Cette série de tapisseries évoque la nature du Brésil et d´Amérique du sud, les « Indes » de l´époque. Elles ont pour origine des peintures signées Albert Eckhout. L´artiste hollandais peignit, en grandeur nature, son enchantement pour la nature luxuriante et encore vierge du nord-est brésilien, lorsque la Hollande occupait la région (1636-1644). Offertes au roi Louis XVI en 1679 par l´ancien gouverneur hollandais du Pernambouc, le Prince Jean-Maurice de Nassau-Siegen, elles servirent de modèles aux artisans de la Manufacture des Gobelins.

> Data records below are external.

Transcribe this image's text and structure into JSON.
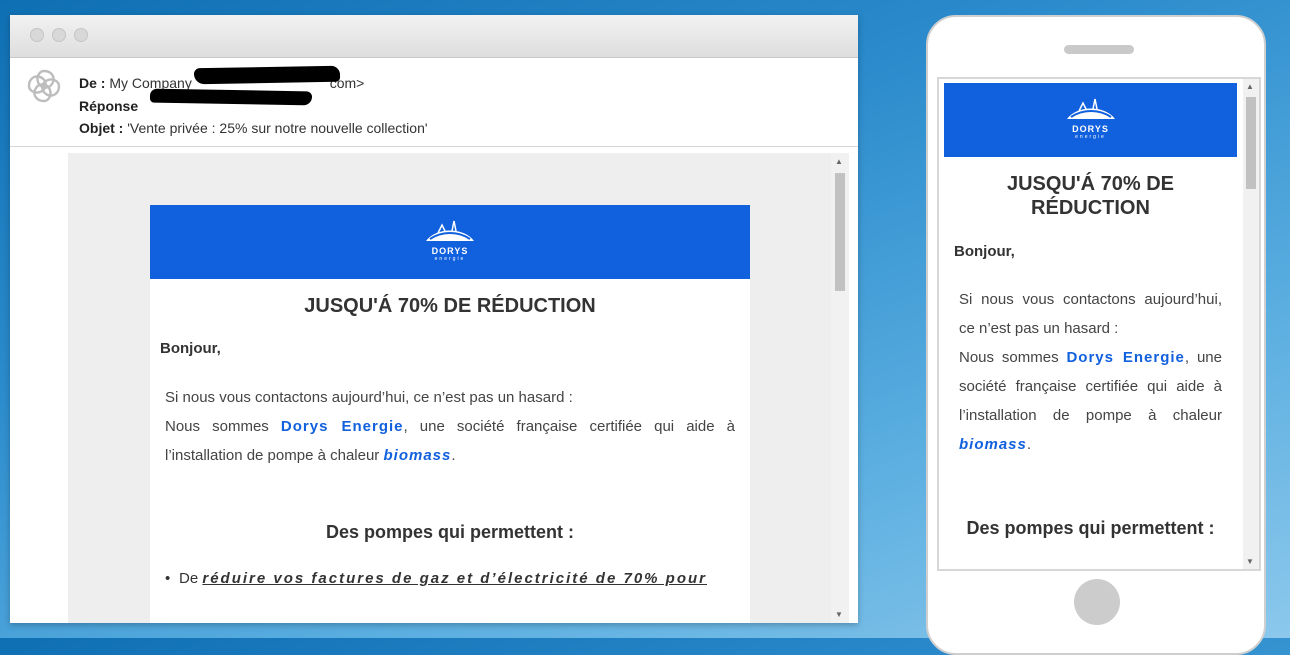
{
  "header": {
    "from_label": "De :",
    "from_value": "My Company",
    "from_tail": "com>",
    "reply_label": "Réponse",
    "subject_label": "Objet :",
    "subject_value": "'Vente privée : 25% sur notre nouvelle collection'"
  },
  "email": {
    "brand_name": "DORYS",
    "brand_sub": "energie",
    "title": "JUSQU'Á 70% DE RÉDUCTION",
    "greeting": "Bonjour,",
    "intro_line": "Si nous vous contactons aujourd’hui, ce n’est pas un hasard :",
    "body_pre": "Nous sommes",
    "company": "Dorys Energie",
    "body_mid": ", une société française certifiée qui aide à l’installation de pompe à chaleur",
    "product": "biomass",
    "period": ".",
    "section_title": "Des pompes qui permettent :",
    "bullet_pre": "De",
    "bullet_text": "réduire vos factures de gaz et d’électricité de 70% pour"
  },
  "colors": {
    "brand_blue": "#1160de"
  },
  "icons": [
    "sendinblue-logo-icon",
    "scroll-up-icon",
    "scroll-down-icon",
    "home-button-icon"
  ]
}
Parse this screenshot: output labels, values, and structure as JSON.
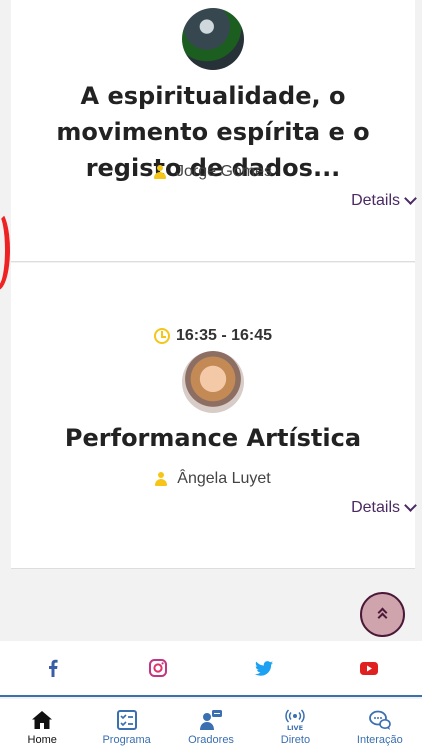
{
  "session1": {
    "title": "A espiritualidade, o movimento espírita e o registo de dados...",
    "speaker": "Jorge Gomes",
    "details_label": "Details"
  },
  "session2": {
    "time": "16:35 - 16:45",
    "title": "Performance Artística",
    "speaker": "Ângela Luyet",
    "details_label": "Details"
  },
  "social": [
    "facebook-icon",
    "instagram-icon",
    "twitter-icon",
    "youtube-icon"
  ],
  "nav": {
    "items": [
      {
        "label": "Home",
        "icon": "home-icon",
        "active": true
      },
      {
        "label": "Programa",
        "icon": "checklist-icon"
      },
      {
        "label": "Oradores",
        "icon": "speaker-icon"
      },
      {
        "label": "Direto",
        "icon": "live-icon"
      },
      {
        "label": "Interação",
        "icon": "chat-icon"
      }
    ]
  },
  "colors": {
    "accent": "#f5c518",
    "details": "#4b2a63",
    "nav_blue": "#3a6fb0",
    "scroll_button": "#cfa4ad"
  }
}
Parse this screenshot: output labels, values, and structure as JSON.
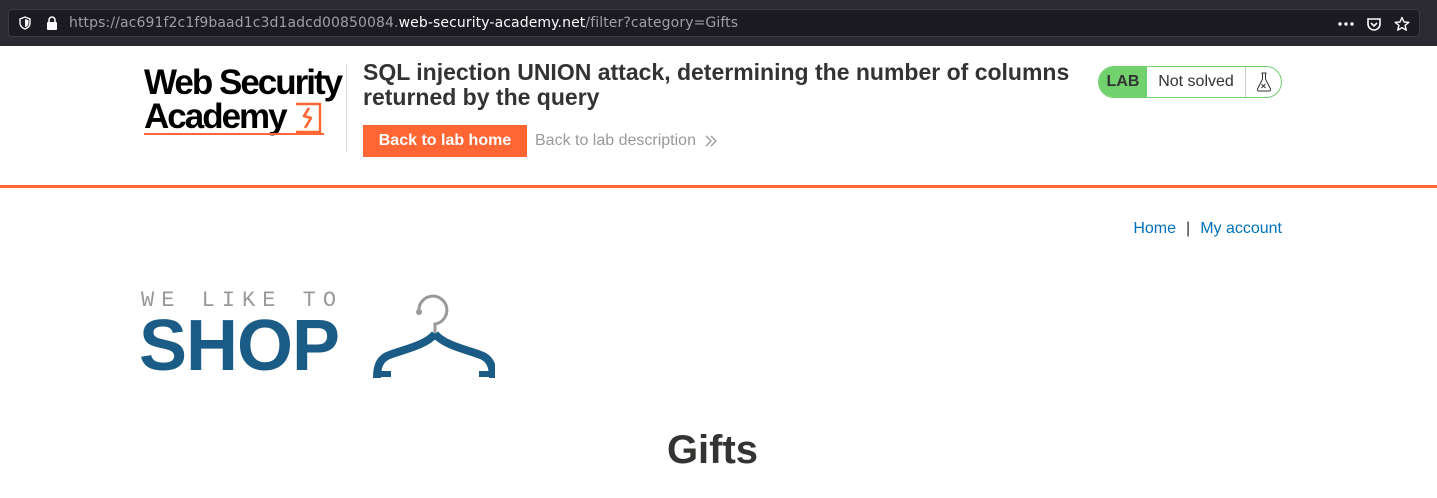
{
  "browser": {
    "url_prefix": "https://ac691f2c1f9baad1c3d1adcd00850084.",
    "url_domain": "web-security-academy.net",
    "url_path": "/filter?category=Gifts"
  },
  "lab_header": {
    "logo_line1": "Web Security",
    "logo_line2": "Academy",
    "title": "SQL injection UNION attack, determining the number of columns returned by the query",
    "back_home_label": "Back to lab home",
    "back_description_label": "Back to lab description",
    "status_badge": "LAB",
    "status_text": "Not solved"
  },
  "nav": {
    "home": "Home",
    "separator": "|",
    "my_account": "My account"
  },
  "shop_logo": {
    "small_text": "WE LIKE TO",
    "big_text": "SHOP"
  },
  "page": {
    "heading": "Gifts"
  },
  "colors": {
    "accent_orange": "#ff6633",
    "lab_green": "#70d16d",
    "link_blue": "#0071bc",
    "shop_blue": "#1a5c85"
  }
}
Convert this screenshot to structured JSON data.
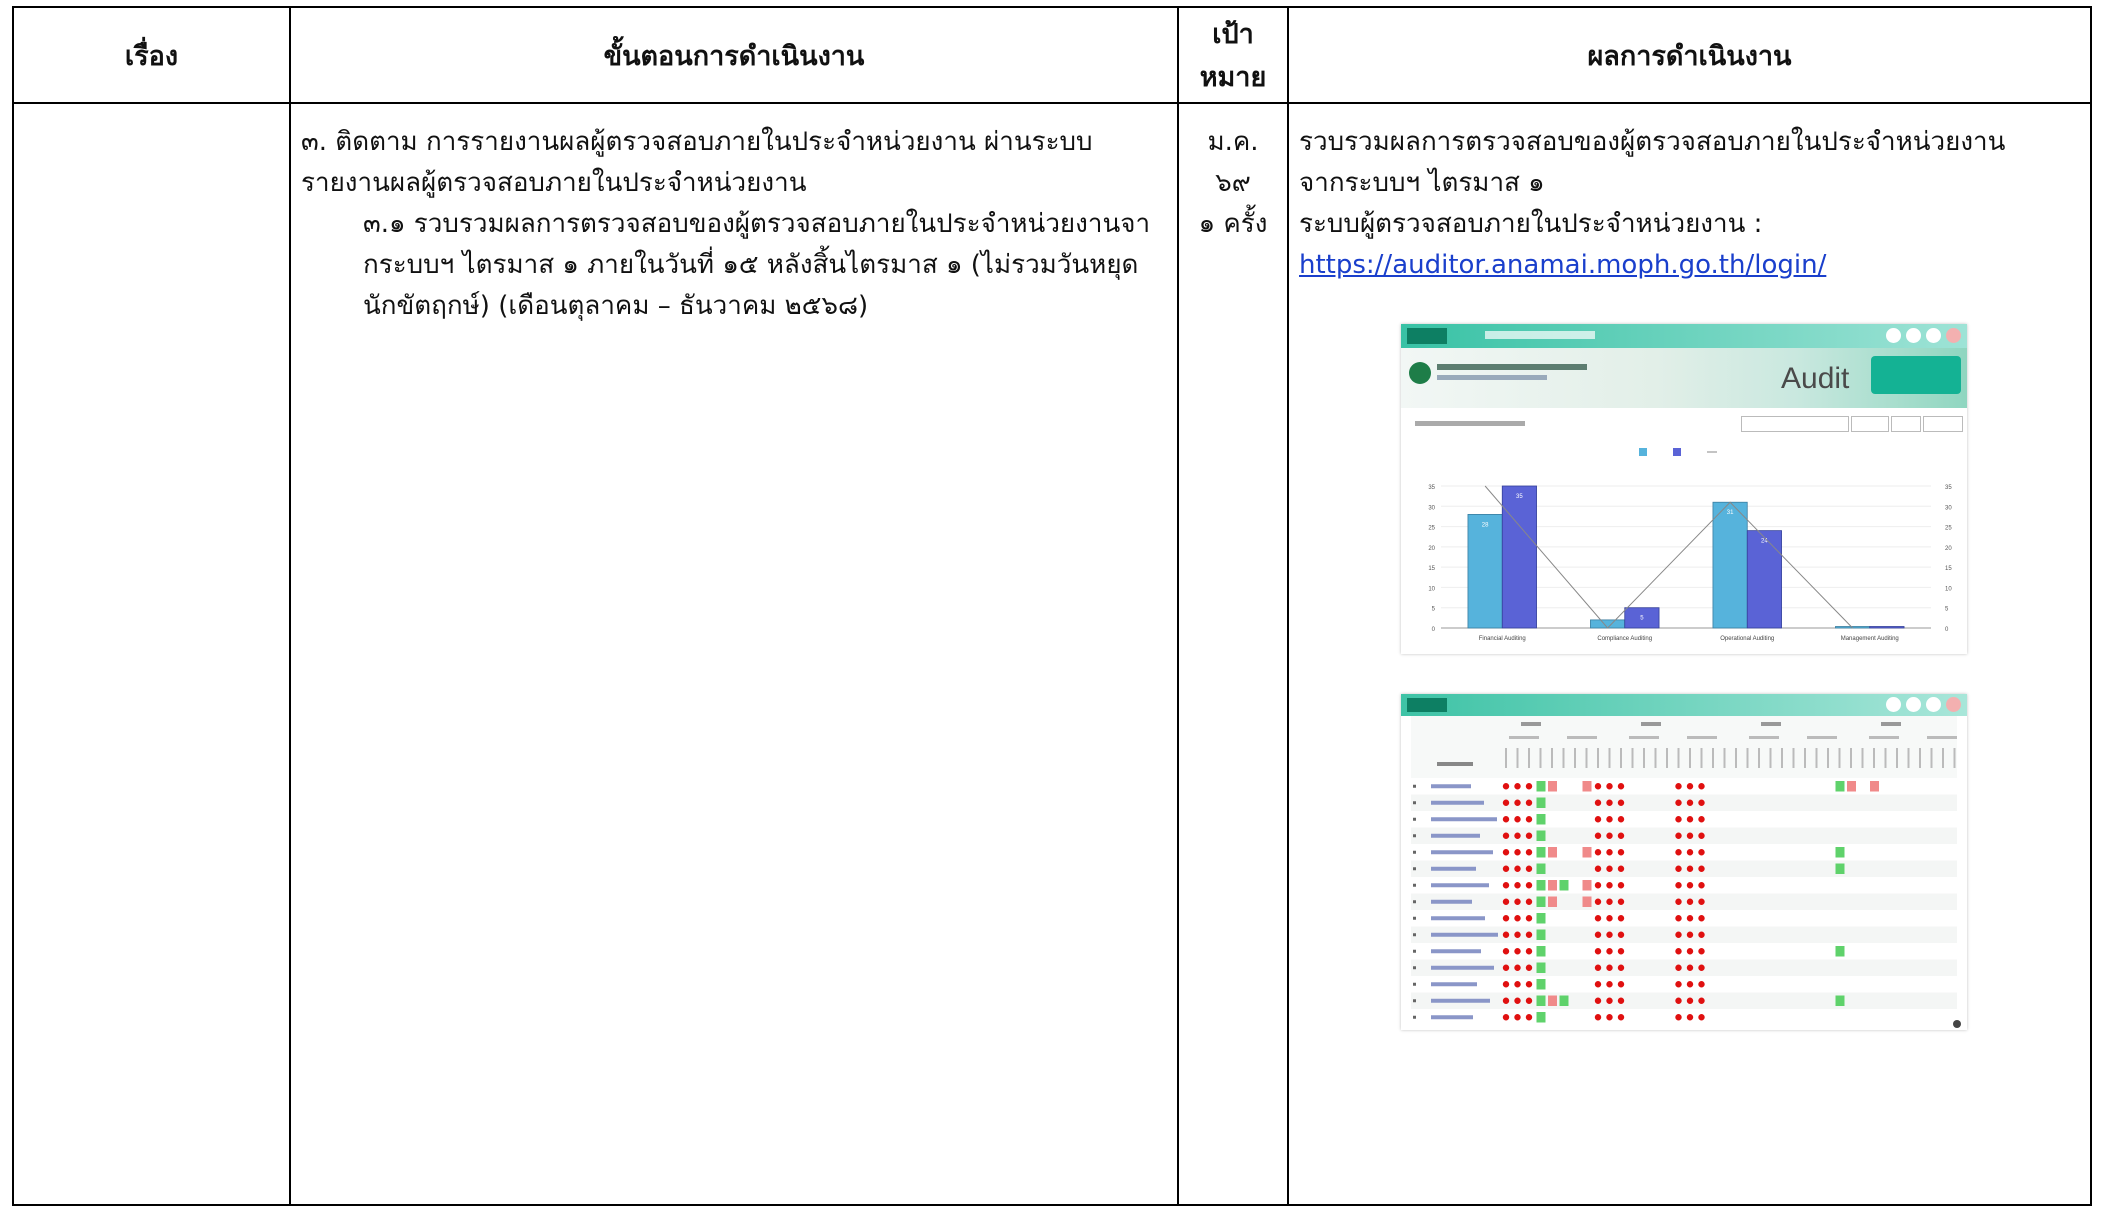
{
  "header": {
    "col_topic": "เรื่อง",
    "col_steps": "ขั้นตอนการดำเนินงาน",
    "col_target": "เป้าหมาย",
    "col_result": "ผลการดำเนินงาน"
  },
  "row": {
    "topic": "",
    "step_line1": "๓. ติดตาม การรายงานผลผู้ตรวจสอบภายในประจำหน่วยงาน ผ่านระบบรายงานผลผู้ตรวจสอบภายในประจำหน่วยงาน",
    "step_sub": "๓.๑ รวบรวมผลการตรวจสอบของผู้ตรวจสอบภายในประจำหน่วยงานจากระบบฯ ไตรมาส ๑ ภายในวันที่ ๑๕ หลังสิ้นไตรมาส ๑ (ไม่รวมวันหยุดนักขัตฤกษ์) (เดือนตุลาคม – ธันวาคม ๒๕๖๘)",
    "target_month": "ม.ค. ๖๙",
    "target_count": "๑ ครั้ง",
    "result_line1": "รวบรวมผลการตรวจสอบของผู้ตรวจสอบภายในประจำหน่วยงาน",
    "result_line2": "จากระบบฯ ไตรมาส ๑",
    "result_line3": "ระบบผู้ตรวจสอบภายในประจำหน่วยงาน :",
    "result_link": "https://auditor.anamai.moph.go.th/login/"
  },
  "screenshot_chart": {
    "banner_word": "Audit",
    "categories": [
      "Financial Auditing",
      "Compliance Auditing",
      "Operational Auditing",
      "Management Auditing"
    ],
    "bar_values_a": [
      28,
      2,
      31,
      0
    ],
    "bar_values_b": [
      35,
      5,
      24,
      0
    ],
    "label_values_a": [
      "28",
      "",
      "31",
      ""
    ],
    "label_values_b": [
      "35",
      "5",
      "24",
      ""
    ],
    "line_values": [
      35,
      0,
      31,
      0
    ],
    "yticks": [
      "0",
      "5",
      "10",
      "15",
      "20",
      "25",
      "30",
      "35"
    ],
    "colors": {
      "a": "#56b3dc",
      "b": "#5a63d6",
      "line": "#888888",
      "topbar": "#38c2a5",
      "banner": "#14b294"
    }
  },
  "screenshot_table": {
    "rows": 15,
    "columns": 40,
    "colors": {
      "dot": "#e01010",
      "green": "#5fd26b",
      "red": "#f08a8a"
    }
  }
}
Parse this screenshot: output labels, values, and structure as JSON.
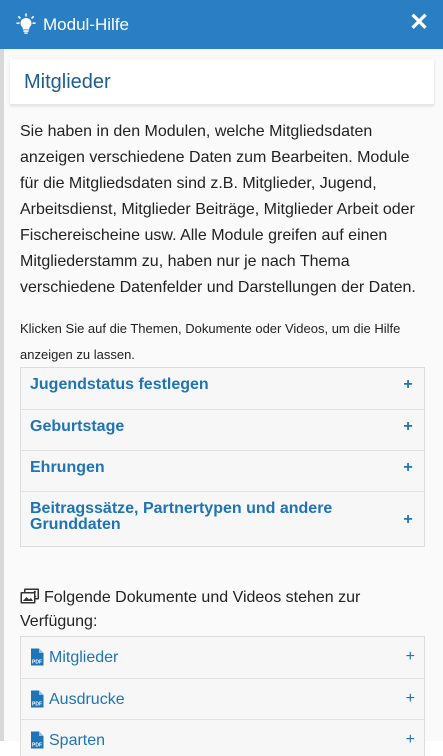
{
  "header": {
    "title": "Modul-Hilfe",
    "icon": "lightbulb-icon",
    "close_icon": "close-icon",
    "color": "#2a7fc4"
  },
  "page": {
    "title": "Mitglieder",
    "intro": "Sie haben in den Modulen, welche Mitgliedsdaten anzeigen verschiedene Daten zum Bearbeiten. Module für die Mitgliedsdaten sind z.B. Mitglieder, Jugend, Arbeitsdienst, Mitglieder Beiträge, Mitglieder Arbeit oder Fischereischeine usw. Alle Module greifen auf einen Mitgliederstamm zu, haben nur je nach Thema verschiedene Datenfelder und Darstellungen der Daten.",
    "hint": "Klicken Sie auf die Themen, Dokumente oder Videos, um die Hilfe anzeigen zu lassen."
  },
  "topics": [
    {
      "label": "Jugendstatus festlegen",
      "toggle": "+"
    },
    {
      "label": "Geburtstage",
      "toggle": "+"
    },
    {
      "label": "Ehrungen",
      "toggle": "+"
    },
    {
      "label": "Beitragssätze, Partnertypen und andere Grunddaten",
      "toggle": "+"
    }
  ],
  "documents": {
    "heading": "Folgende Dokumente und Videos stehen zur Verfügung:",
    "heading_icon": "images-icon",
    "items": [
      {
        "label": "Mitglieder",
        "icon": "pdf-icon",
        "toggle": "+"
      },
      {
        "label": "Ausdrucke",
        "icon": "pdf-icon",
        "toggle": "+"
      },
      {
        "label": "Sparten",
        "icon": "pdf-icon",
        "toggle": "+"
      }
    ]
  },
  "colors": {
    "link": "#1f74b6",
    "title": "#1d5d8f"
  }
}
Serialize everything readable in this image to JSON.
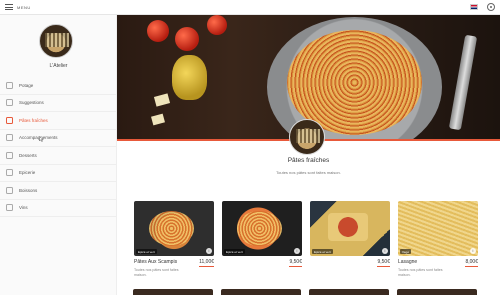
{
  "topbar": {
    "menu_label": "MENU",
    "icons": [
      "hamburger-icon",
      "uk-flag-icon",
      "gear-icon"
    ]
  },
  "sidebar": {
    "restaurant_name": "L'Atelier",
    "items": [
      {
        "label": "Potage",
        "icon": "pot-icon"
      },
      {
        "label": "Suggestions",
        "icon": "star-icon"
      },
      {
        "label": "Pâtes fraîches",
        "icon": "pasta-icon",
        "active": true
      },
      {
        "label": "Accompagnements",
        "icon": "plate-icon"
      },
      {
        "label": "Desserts",
        "icon": "cake-icon"
      },
      {
        "label": "Epicerie",
        "icon": "basket-icon"
      },
      {
        "label": "Boissons",
        "icon": "bottle-icon"
      },
      {
        "label": "Vins",
        "icon": "wine-icon"
      }
    ]
  },
  "category": {
    "title": "Pâtes fraîches",
    "subtitle": "Toutes nos pâtes sont faites maison."
  },
  "products": [
    {
      "name": "Pâtes Aux Scampis",
      "price": "11,00€",
      "badge": "Epicé et vert",
      "desc": "Toutes nos pâtes sont faites maison."
    },
    {
      "name": "",
      "price": "9,50€",
      "badge": "Epicé et vert",
      "desc": ""
    },
    {
      "name": "",
      "price": "9,50€",
      "badge": "Epicé et vert",
      "desc": ""
    },
    {
      "name": "Lasagne",
      "price": "8,00€",
      "badge": "Végé",
      "desc": "Toutes nos pâtes sont faites maison."
    }
  ],
  "colors": {
    "accent": "#e8593a",
    "sidebar_bg": "#fafafa"
  }
}
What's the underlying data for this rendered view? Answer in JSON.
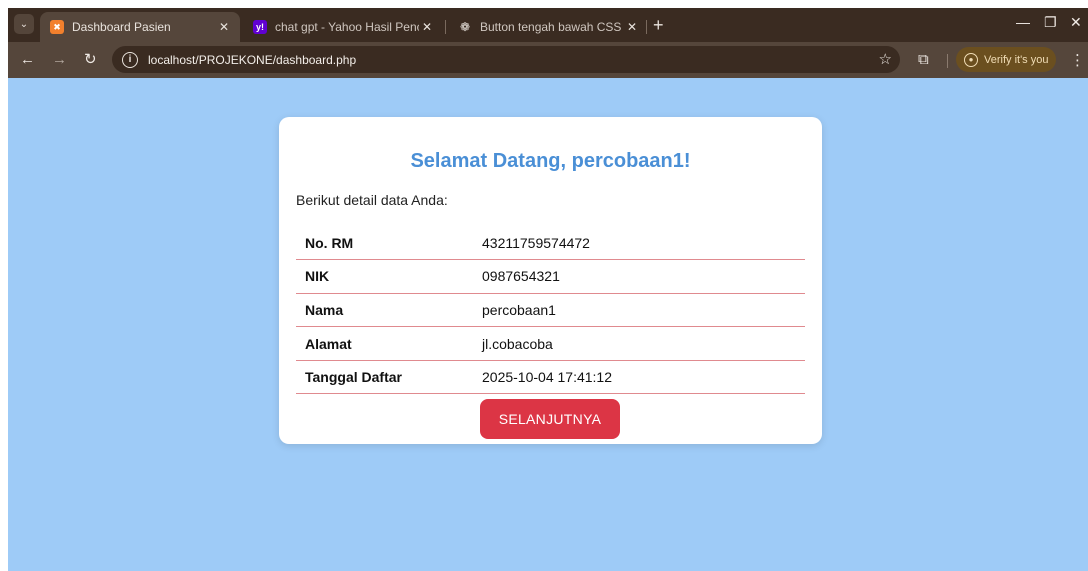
{
  "browser": {
    "tabs": [
      {
        "title": "Dashboard Pasien",
        "favicon": "xampp-icon",
        "active": true
      },
      {
        "title": "chat gpt - Yahoo Hasil Pencarian",
        "favicon": "yahoo-icon",
        "active": false
      },
      {
        "title": "Button tengah bawah CSS",
        "favicon": "chatgpt-icon",
        "active": false
      }
    ],
    "url": "localhost/PROJEKONE/dashboard.php",
    "verify_label": "Verify it's you",
    "colors": {
      "tabstrip": "#3a2b21",
      "toolbar": "#55463b",
      "page_bg": "#9ecbf7"
    }
  },
  "card": {
    "heading": "Selamat Datang, percobaan1!",
    "intro": "Berikut detail data Anda:",
    "rows": [
      {
        "label": "No. RM",
        "value": "43211759574472"
      },
      {
        "label": "NIK",
        "value": "0987654321"
      },
      {
        "label": "Nama",
        "value": "percobaan1"
      },
      {
        "label": "Alamat",
        "value": "jl.cobacoba"
      },
      {
        "label": "Tanggal Daftar",
        "value": "2025-10-04 17:41:12"
      }
    ],
    "button_label": "SELANJUTNYA",
    "colors": {
      "heading": "#4a8fd6",
      "button": "#dc3545",
      "row_border": "#e08a8f"
    }
  }
}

Pour les reproduire avec fidélité, les peintures d´Eckhout devinrent des « cartons », ces modèles à grandeur d´exécution, destinés à être fixés sur le métier à tisser. Ils étaient détruits au fur et à mesure que la tapisserie avançait. Mais il en reste, miraculeusement épargnés, et exposés dans la même galerie. Ils témoignent de la liberté prise par les artisans successifs de ce fabuleux travail.

« Chaque reproduction apportait un nouveau filtre à la vision première, et nous admirons ici un Brésil revisité, redessiné, qui correspondait à l´idée qu´on se faisait à l´époque du Nouveau Monde », explique Marie-Hélène Massé-Bersani. La directrice de la production aux Gobelins est venue à Rio, superviser l´installation de l´exposition.

Galerie du Musée historique national de Rio où se tient l'exposition "Tapisseries françaises" consacrée aux oeuvres des Gobelins.(Photo : Annie Gasnier/ RFI)

Galerie du Musée historique national de Rio où se tient l'exposition "Tapisseries françaises" consacrée aux oeuvres des Gobelins.
(Photo : Annie Gasnier/ RFI)

Avec ce Nouveau monde, où se mélangent Amériques et Afrique, leurs mystères et leurs rêves, apparaît alors le terme « exotisme ». La faune et la flore sud-américaines surprennent donc. Par exemple, dans la tapisserie L´éléphant ou le cheval Isabelle : sous des fruits du cajou, un toucan, un fourmilier, un tapir, et puis cet éléphant à la trompe levée, africain car l´imposant animal n´a jamais été vu au Brésil. Autres exemples, ce lama blanc immaculé au bord d´une rivière emplie de poissons, loin des sommets des Andes, un chameau, un lion, un rhinocéros... Des êtres humains sont là, des noirs asservis, et des indiens ressemblant au Bon sauvage des essais de Montaigne.

La Tenture des Nouvelles Indes prit plus de libertés avec les oeuvres d´Eckhout, réalisée cinquante ans après la première série. La Manufacture demanda à un artiste, célèbre pour ses tableaux de chasse, de réaliser de nouveaux cartons. Alexandre-François Desportes ne voulait pas se contenter de réaliser des copies, et il mêla la faune des Amériques, d´Afrique et d´Europe. Dans Le Combat des animaux, le tapir attaqué par un félin noir, comme en témoigne un carton de l´exposition, est, par magie, attaqué par un lion. Le fameux Roi portés par deux maures devient La Négresse portée dans un hamac. Des paons et des chouettes cotoient des perroquets.

En dépit de ces charmants anachronismes, la Tenture des Nouvelles Indes connût un immense succès, et fût tissée douze fois entre 1740 et 1789. Les rois les utilisaient pour des cadeaux diplomatiques, et pour diffuser l´art et le savoir faire français. Séparemment, des tapisseries peuvent être admirées dans divers musées d´Europe, ou chez des particuliers.

Aux temps des rois, les ouvriers des Gobelins mettaient deux à quatre ans pour tisser une tapisserie de 20 m2, en laine et soie. Aujourd´hui, un dessin aussi fin et compliqué demanderait huit à dix ans. Mais ce patrimoine est préservé, et l´exposition Patrimoine et création présente aussi des oeuvres contemporaines. Celle de Carole Benzaken est un clin d´oeil aux brésiliens, car elle présente Les acteurs et spectateurs d´un match de football.